Sentado à beira do abismo de estrito uso pessoal,
De braços atados pelo nó cego da cegueira da sorte,
Contemplava seus pés de um despido branco forte,   
Pendentes de uma crua indiferença quase vegetal,
A crescer no olhar vazio de um pálido vazio mental,
   Já sem as lembranças vivas da vida nem da morte!...

Escolheu vinte dias em que ficou descalço no frio,
Entrou em dezanove abismos e saiu por cada ilhó,
Passou por todos eles como atacador de ponta só,
Até encontrar seu par atacador em igual desvario,
Uniram-se pelas botas num abraço de amorfo nó,
   Fazendo-se ímpar atacador de fatal nó corredio!...
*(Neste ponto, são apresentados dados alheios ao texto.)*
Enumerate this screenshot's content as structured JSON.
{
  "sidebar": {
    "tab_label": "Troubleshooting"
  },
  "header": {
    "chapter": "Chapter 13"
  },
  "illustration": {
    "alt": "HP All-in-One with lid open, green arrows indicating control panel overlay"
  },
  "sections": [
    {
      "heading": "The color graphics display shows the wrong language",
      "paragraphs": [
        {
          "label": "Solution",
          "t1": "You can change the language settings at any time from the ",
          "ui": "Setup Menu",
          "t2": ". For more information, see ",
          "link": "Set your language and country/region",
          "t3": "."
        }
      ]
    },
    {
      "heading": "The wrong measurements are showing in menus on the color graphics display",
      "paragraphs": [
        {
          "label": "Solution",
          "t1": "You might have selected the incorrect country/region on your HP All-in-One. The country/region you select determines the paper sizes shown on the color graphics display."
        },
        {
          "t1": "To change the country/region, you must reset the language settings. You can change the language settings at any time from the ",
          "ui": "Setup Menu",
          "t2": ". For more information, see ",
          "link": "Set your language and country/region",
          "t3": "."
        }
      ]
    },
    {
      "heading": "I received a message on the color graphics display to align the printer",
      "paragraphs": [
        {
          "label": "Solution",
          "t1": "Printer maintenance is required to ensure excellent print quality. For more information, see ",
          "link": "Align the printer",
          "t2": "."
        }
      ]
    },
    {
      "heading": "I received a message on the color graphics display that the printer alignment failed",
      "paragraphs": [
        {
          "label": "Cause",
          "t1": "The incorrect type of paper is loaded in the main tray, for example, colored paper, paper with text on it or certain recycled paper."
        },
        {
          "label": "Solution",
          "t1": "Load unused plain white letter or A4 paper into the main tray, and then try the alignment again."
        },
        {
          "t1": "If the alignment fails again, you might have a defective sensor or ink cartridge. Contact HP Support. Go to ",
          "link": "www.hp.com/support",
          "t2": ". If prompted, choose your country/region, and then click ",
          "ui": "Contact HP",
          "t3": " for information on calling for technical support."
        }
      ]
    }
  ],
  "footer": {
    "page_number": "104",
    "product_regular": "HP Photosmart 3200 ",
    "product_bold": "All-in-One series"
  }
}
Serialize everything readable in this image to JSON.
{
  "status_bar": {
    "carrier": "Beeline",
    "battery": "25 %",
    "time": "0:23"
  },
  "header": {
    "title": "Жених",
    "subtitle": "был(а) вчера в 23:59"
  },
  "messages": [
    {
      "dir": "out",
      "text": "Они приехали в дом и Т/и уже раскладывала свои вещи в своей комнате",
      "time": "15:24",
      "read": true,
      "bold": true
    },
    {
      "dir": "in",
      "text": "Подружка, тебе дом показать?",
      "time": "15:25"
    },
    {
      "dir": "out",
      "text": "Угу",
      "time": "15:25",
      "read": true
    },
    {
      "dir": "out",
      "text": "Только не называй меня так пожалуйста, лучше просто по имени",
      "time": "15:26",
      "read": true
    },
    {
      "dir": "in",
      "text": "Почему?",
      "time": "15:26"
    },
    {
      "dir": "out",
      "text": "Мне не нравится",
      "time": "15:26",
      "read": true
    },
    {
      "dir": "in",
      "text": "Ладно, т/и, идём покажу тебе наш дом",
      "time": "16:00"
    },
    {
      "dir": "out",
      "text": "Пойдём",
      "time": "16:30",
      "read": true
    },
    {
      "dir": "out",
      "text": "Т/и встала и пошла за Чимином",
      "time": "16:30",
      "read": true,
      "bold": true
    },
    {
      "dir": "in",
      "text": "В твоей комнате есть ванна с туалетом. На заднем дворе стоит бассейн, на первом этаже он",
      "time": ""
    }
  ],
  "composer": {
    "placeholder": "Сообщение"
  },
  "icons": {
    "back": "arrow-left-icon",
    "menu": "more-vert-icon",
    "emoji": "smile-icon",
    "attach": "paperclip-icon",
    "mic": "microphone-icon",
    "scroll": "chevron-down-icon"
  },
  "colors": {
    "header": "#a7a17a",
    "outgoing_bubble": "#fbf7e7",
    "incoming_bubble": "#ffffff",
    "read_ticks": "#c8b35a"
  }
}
Haurido pelo olho trespassado dos velhos ilhós,
Debruava buracos abertos ao silêncio das dores,
Cegos nós na garganta estrangulavam-lhe a voz,
Como quem ata olhos de solidão de homens sós,
      Ao silêncio de uma bota desatada por atacadores!...

Vinte ilhós e outros tantos longos dias depois,
Puxou tenazmente as pontas dos fortes atacadores,
Cada um apertou sua bota cheia de vidas anteriores,
 …e partiram os dois!...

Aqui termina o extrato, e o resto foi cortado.